The Callisto Protocol posiada teraz tryb New Game Plus.
Zgodnie z najnowszą notką patchową horroru sci-fi, użytkownicy, którzy „wcześniej ukończyli grę, będą mieli dostęp do NewGame+ po patchu”, pod warunkiem, że użyją aktywnego pliku zapisu z ukończenia gry”. Wszystkie bronie, ulepszenia i Kredyty Callisto można zebrać z pierwszego napotkanego Reforge’a.
Nowa funkcja wprowadza również nowe osiągnięcie dla graczy, którzy ukończyli NG+, co miejmy nadzieję rozwiąże trwający problem, z którym niektórzy mają problem z odblokowaniem „Maximum Security Trophy”.
Patch notes donosi również, że problem z osiągnięciem „The Protocol is About Life” również został rozwiązany, vaulting nie będzie już ranił Jacoba, a także wprowadzono „ogólne optymalizacje wydajności na wszystkich platformach”. Powinniście też znaleźć poprawione poziomowanie głosu i napisy.

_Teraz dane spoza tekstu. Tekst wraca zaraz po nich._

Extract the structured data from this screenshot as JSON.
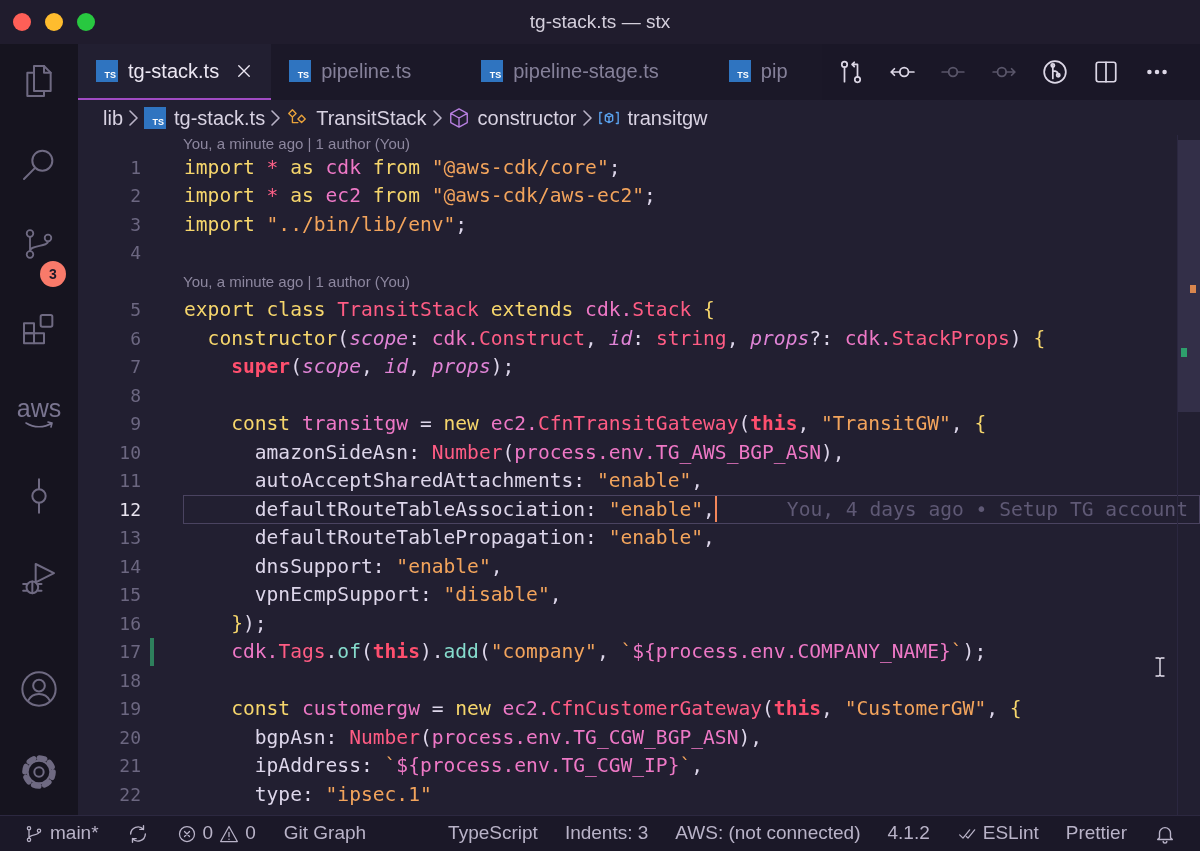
{
  "window": {
    "title": "tg-stack.ts — stx"
  },
  "activity_bar": {
    "items": [
      {
        "kind": "files"
      },
      {
        "kind": "search"
      },
      {
        "kind": "scm",
        "badge": "3"
      },
      {
        "kind": "extensions"
      },
      {
        "kind": "aws",
        "label": "aws"
      },
      {
        "kind": "commits"
      },
      {
        "kind": "debug"
      }
    ],
    "bottom": [
      {
        "kind": "account"
      },
      {
        "kind": "settings"
      }
    ]
  },
  "tabs": [
    {
      "icon": "TS",
      "label": "tg-stack.ts",
      "selected": true
    },
    {
      "icon": "TS",
      "label": "pipeline.ts",
      "selected": false
    },
    {
      "icon": "TS",
      "label": "pipeline-stage.ts",
      "selected": false
    },
    {
      "icon": "TS",
      "label": "pip",
      "selected": false
    }
  ],
  "editor_actions": [
    {
      "kind": "compare",
      "disabled": false
    },
    {
      "kind": "previous",
      "disabled": false
    },
    {
      "kind": "commit",
      "disabled": true
    },
    {
      "kind": "next",
      "disabled": true
    },
    {
      "kind": "graph",
      "disabled": false
    },
    {
      "kind": "split",
      "disabled": false
    },
    {
      "kind": "more",
      "disabled": false
    }
  ],
  "breadcrumbs": [
    {
      "kind": "folder",
      "text": "lib"
    },
    {
      "kind": "file",
      "icon": "TS",
      "text": "tg-stack.ts"
    },
    {
      "kind": "class",
      "text": "TransitStack"
    },
    {
      "kind": "method",
      "text": "constructor"
    },
    {
      "kind": "variable",
      "text": "transitgw"
    }
  ],
  "editor": {
    "lines": [
      {
        "kind": "lens",
        "text": "You, a minute ago | 1 author (You)"
      },
      {
        "kind": "code",
        "number": "1",
        "current": false,
        "modified": false,
        "tokens": [
          {
            "kind": "kw",
            "text": "import "
          },
          {
            "kind": "op",
            "text": "* "
          },
          {
            "kind": "kw",
            "text": "as "
          },
          {
            "kind": "var",
            "text": "cdk "
          },
          {
            "kind": "kw",
            "text": "from "
          },
          {
            "kind": "str",
            "text": "\"@aws-cdk/core\""
          },
          {
            "kind": "pl",
            "text": ";"
          }
        ]
      },
      {
        "kind": "code",
        "number": "2",
        "current": false,
        "modified": false,
        "tokens": [
          {
            "kind": "kw",
            "text": "import "
          },
          {
            "kind": "op",
            "text": "* "
          },
          {
            "kind": "kw",
            "text": "as "
          },
          {
            "kind": "var",
            "text": "ec2 "
          },
          {
            "kind": "kw",
            "text": "from "
          },
          {
            "kind": "str",
            "text": "\"@aws-cdk/aws-ec2\""
          },
          {
            "kind": "pl",
            "text": ";"
          }
        ]
      },
      {
        "kind": "code",
        "number": "3",
        "current": false,
        "modified": false,
        "tokens": [
          {
            "kind": "kw",
            "text": "import "
          },
          {
            "kind": "str",
            "text": "\"../bin/lib/env\""
          },
          {
            "kind": "pl",
            "text": ";"
          }
        ]
      },
      {
        "kind": "code",
        "number": "4",
        "current": false,
        "modified": false
      },
      {
        "kind": "lens",
        "text": "You, a minute ago | 1 author (You)"
      },
      {
        "kind": "code",
        "number": "5",
        "current": false,
        "modified": false,
        "tokens": [
          {
            "kind": "kw",
            "text": "export class "
          },
          {
            "kind": "type",
            "text": "TransitStack "
          },
          {
            "kind": "kw",
            "text": "extends "
          },
          {
            "kind": "var",
            "text": "cdk."
          },
          {
            "kind": "type",
            "text": "Stack "
          },
          {
            "kind": "kw",
            "text": "{"
          }
        ]
      },
      {
        "kind": "code",
        "number": "6",
        "current": false,
        "modified": false,
        "tokens": [
          {
            "kind": "kw",
            "text": "  constructor"
          },
          {
            "kind": "pl",
            "text": "("
          },
          {
            "kind": "param",
            "text": "scope"
          },
          {
            "kind": "pl",
            "text": ": "
          },
          {
            "kind": "var",
            "text": "cdk."
          },
          {
            "kind": "type",
            "text": "Construct"
          },
          {
            "kind": "pl",
            "text": ", "
          },
          {
            "kind": "param",
            "text": "id"
          },
          {
            "kind": "pl",
            "text": ": "
          },
          {
            "kind": "type",
            "text": "string"
          },
          {
            "kind": "pl",
            "text": ", "
          },
          {
            "kind": "param",
            "text": "props"
          },
          {
            "kind": "pl",
            "text": "?: "
          },
          {
            "kind": "var",
            "text": "cdk."
          },
          {
            "kind": "type",
            "text": "StackProps"
          },
          {
            "kind": "pl",
            "text": ") "
          },
          {
            "kind": "kw",
            "text": "{"
          }
        ]
      },
      {
        "kind": "code",
        "number": "7",
        "current": false,
        "modified": false,
        "tokens": [
          {
            "kind": "self",
            "text": "    super"
          },
          {
            "kind": "pl",
            "text": "("
          },
          {
            "kind": "param",
            "text": "scope"
          },
          {
            "kind": "pl",
            "text": ", "
          },
          {
            "kind": "param",
            "text": "id"
          },
          {
            "kind": "pl",
            "text": ", "
          },
          {
            "kind": "param",
            "text": "props"
          },
          {
            "kind": "pl",
            "text": ");"
          }
        ]
      },
      {
        "kind": "code",
        "number": "8",
        "current": false,
        "modified": false
      },
      {
        "kind": "code",
        "number": "9",
        "current": false,
        "modified": false,
        "tokens": [
          {
            "kind": "kw",
            "text": "    const "
          },
          {
            "kind": "var",
            "text": "transitgw "
          },
          {
            "kind": "pl",
            "text": "= "
          },
          {
            "kind": "kw",
            "text": "new "
          },
          {
            "kind": "var",
            "text": "ec2."
          },
          {
            "kind": "type",
            "text": "CfnTransitGateway"
          },
          {
            "kind": "pl",
            "text": "("
          },
          {
            "kind": "self",
            "text": "this"
          },
          {
            "kind": "pl",
            "text": ", "
          },
          {
            "kind": "str",
            "text": "\"TransitGW\""
          },
          {
            "kind": "pl",
            "text": ", "
          },
          {
            "kind": "kw",
            "text": "{"
          }
        ]
      },
      {
        "kind": "code",
        "number": "10",
        "current": false,
        "modified": false,
        "tokens": [
          {
            "kind": "pl",
            "text": "      amazonSideAsn: "
          },
          {
            "kind": "type",
            "text": "Number"
          },
          {
            "kind": "pl",
            "text": "("
          },
          {
            "kind": "var",
            "text": "process.env.TG_AWS_BGP_ASN"
          },
          {
            "kind": "pl",
            "text": "),"
          }
        ]
      },
      {
        "kind": "code",
        "number": "11",
        "current": false,
        "modified": false,
        "tokens": [
          {
            "kind": "pl",
            "text": "      autoAcceptSharedAttachments: "
          },
          {
            "kind": "str",
            "text": "\"enable\""
          },
          {
            "kind": "pl",
            "text": ","
          }
        ]
      },
      {
        "kind": "code",
        "number": "12",
        "current": true,
        "modified": false,
        "blame": "You, 4 days ago • Setup TG account",
        "tokens": [
          {
            "kind": "pl",
            "text": "      defaultRouteTableAssociation: "
          },
          {
            "kind": "str",
            "text": "\"enable\""
          },
          {
            "kind": "pl",
            "text": ","
          }
        ]
      },
      {
        "kind": "code",
        "number": "13",
        "current": false,
        "modified": false,
        "tokens": [
          {
            "kind": "pl",
            "text": "      defaultRouteTablePropagation: "
          },
          {
            "kind": "str",
            "text": "\"enable\""
          },
          {
            "kind": "pl",
            "text": ","
          }
        ]
      },
      {
        "kind": "code",
        "number": "14",
        "current": false,
        "modified": false,
        "tokens": [
          {
            "kind": "pl",
            "text": "      dnsSupport: "
          },
          {
            "kind": "str",
            "text": "\"enable\""
          },
          {
            "kind": "pl",
            "text": ","
          }
        ]
      },
      {
        "kind": "code",
        "number": "15",
        "current": false,
        "modified": false,
        "tokens": [
          {
            "kind": "pl",
            "text": "      vpnEcmpSupport: "
          },
          {
            "kind": "str",
            "text": "\"disable\""
          },
          {
            "kind": "pl",
            "text": ","
          }
        ]
      },
      {
        "kind": "code",
        "number": "16",
        "current": false,
        "modified": false,
        "tokens": [
          {
            "kind": "kw",
            "text": "    }"
          },
          {
            "kind": "pl",
            "text": ");"
          }
        ]
      },
      {
        "kind": "code",
        "number": "17",
        "current": false,
        "modified": true,
        "tokens": [
          {
            "kind": "var",
            "text": "    cdk."
          },
          {
            "kind": "type",
            "text": "Tags"
          },
          {
            "kind": "pl",
            "text": "."
          },
          {
            "kind": "fn",
            "text": "of"
          },
          {
            "kind": "pl",
            "text": "("
          },
          {
            "kind": "self",
            "text": "this"
          },
          {
            "kind": "pl",
            "text": ")."
          },
          {
            "kind": "fn",
            "text": "add"
          },
          {
            "kind": "pl",
            "text": "("
          },
          {
            "kind": "str",
            "text": "\"company\""
          },
          {
            "kind": "pl",
            "text": ", "
          },
          {
            "kind": "str",
            "text": "`"
          },
          {
            "kind": "var",
            "text": "${process.env.COMPANY_NAME}"
          },
          {
            "kind": "str",
            "text": "`"
          },
          {
            "kind": "pl",
            "text": ");"
          }
        ]
      },
      {
        "kind": "code",
        "number": "18",
        "current": false,
        "modified": false
      },
      {
        "kind": "code",
        "number": "19",
        "current": false,
        "modified": false,
        "tokens": [
          {
            "kind": "kw",
            "text": "    const "
          },
          {
            "kind": "var",
            "text": "customergw "
          },
          {
            "kind": "pl",
            "text": "= "
          },
          {
            "kind": "kw",
            "text": "new "
          },
          {
            "kind": "var",
            "text": "ec2."
          },
          {
            "kind": "type",
            "text": "CfnCustomerGateway"
          },
          {
            "kind": "pl",
            "text": "("
          },
          {
            "kind": "self",
            "text": "this"
          },
          {
            "kind": "pl",
            "text": ", "
          },
          {
            "kind": "str",
            "text": "\"CustomerGW\""
          },
          {
            "kind": "pl",
            "text": ", "
          },
          {
            "kind": "kw",
            "text": "{"
          }
        ]
      },
      {
        "kind": "code",
        "number": "20",
        "current": false,
        "modified": false,
        "tokens": [
          {
            "kind": "pl",
            "text": "      bgpAsn: "
          },
          {
            "kind": "type",
            "text": "Number"
          },
          {
            "kind": "pl",
            "text": "("
          },
          {
            "kind": "var",
            "text": "process.env.TG_CGW_BGP_ASN"
          },
          {
            "kind": "pl",
            "text": "),"
          }
        ]
      },
      {
        "kind": "code",
        "number": "21",
        "current": false,
        "modified": false,
        "tokens": [
          {
            "kind": "pl",
            "text": "      ipAddress: "
          },
          {
            "kind": "str",
            "text": "`"
          },
          {
            "kind": "var",
            "text": "${process.env.TG_CGW_IP}"
          },
          {
            "kind": "str",
            "text": "`"
          },
          {
            "kind": "pl",
            "text": ","
          }
        ]
      },
      {
        "kind": "code",
        "number": "22",
        "current": false,
        "modified": false,
        "tokens": [
          {
            "kind": "pl",
            "text": "      type: "
          },
          {
            "kind": "str",
            "text": "\"ipsec.1\""
          }
        ]
      }
    ]
  },
  "status_bar": {
    "left": [
      {
        "kind": "branch",
        "text": "main*"
      },
      {
        "kind": "sync"
      },
      {
        "kind": "problems",
        "errors": "0",
        "warnings": "0"
      },
      {
        "kind": "text",
        "text": "Git Graph"
      }
    ],
    "right": [
      {
        "kind": "text",
        "text": "TypeScript"
      },
      {
        "kind": "text",
        "text": "Indents: 3"
      },
      {
        "kind": "text",
        "text": "AWS: (not connected)"
      },
      {
        "kind": "text",
        "text": "4.1.2"
      },
      {
        "kind": "lint",
        "text": "ESLint"
      },
      {
        "kind": "text",
        "text": "Prettier"
      },
      {
        "kind": "bell"
      }
    ]
  }
}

PS4 doczekało się konkretnej aktualizacji – rozwiązano problem crashu o niskiej częstotliwości w Snowcat – podczas gdy gracze PC powinni znaleźć podobny crash o niskiej częstotliwości w poziomie Tunnels, który został naprawiony, między innymi.
Ta łatka jest dostępna już teraz, więc upewnijcie się, że zastosujecie ją zanim wyruszycie wypróbować NG+.
Aktualizacja jest następstwem doniesień, że The Callisto Protocol sprzedał się tylko w dwóch z pięciu milionów egzemplarzy, których spodziewał się jego wydawca, Krafton, oraz inwestorzy (otwiera się w nowej zakładce). W związku z tym, kilka inwestorów od „obniżył swoje docelowe ceny akcji Krafton” z jednym – Samsung Securities – podobno mówiąc, że to „nie będzie łatwe” dla sci-fi horror trafić swój cel pięć milionów sprzedaży biorąc pod uwagę mieszane przyjęcie gry i słabą wydajność na PC (otwiera się w nowej karcie).
„Mamy tu świetną grę sci-fi, ale taką, którą marnuje system walki” – powiedział Leon w GamesRadar+ w recenzji The Callisto Protocol (otwiera się w nowej zakładce), o której mówi, że jest „fantastycznie wyglądającą grą, która buduje świetny świat sci-fi tylko po to, by zaśmiecić go niemiłosiernie trudnym wyzwaniem bojowym”.
„Szczerze polecam grać w The Callisto Protocol na 'łatwym’. Kiedy już ukończyłem grę na domyślnym poziomie trudności, uruchomiłem ją ponownie na niższym ustawieniu i jest o wiele przyjemniejsza” – napisał.
„Nadal jest pewne wyzwanie, ale to znacznie bardziej zarządzalna i znacznie mniej miażdżąca podróż. Jest tu oczywiście cały dyskurs, który można prowadzić na temat trudności, ale zrecenzowałem grę tak, jak przedstawili ją deweloperzy, zdając sobie sprawę, że wielu będzie miało opory przed zmianą wyzwania z tego czy innego powodu.”
Kilku byłych pracowników dewelopera Striking Distance Studios to podobno pominiętych w napisach końcowych The Callisto Protocol (otwiera się w nowej zakładce). W wywiadzie pięciu byłych pracowników oszacowało, że aż 20 osób na różnych stanowiskach znalazło się poza prawie 20-minutową sekwencją kredytową gry, a niektórzy z nich byli „pełnoetatowymi pracownikami z ponad rokiem zainwestowanymi w tytuł i mieli rękę w znaczących częściach produktu”.
Horror nie jest tylko na Halloween, wiesz – oto nasze wskazówki na bardzo najlepsze gry grozy (otwiera się w nowej zakładce).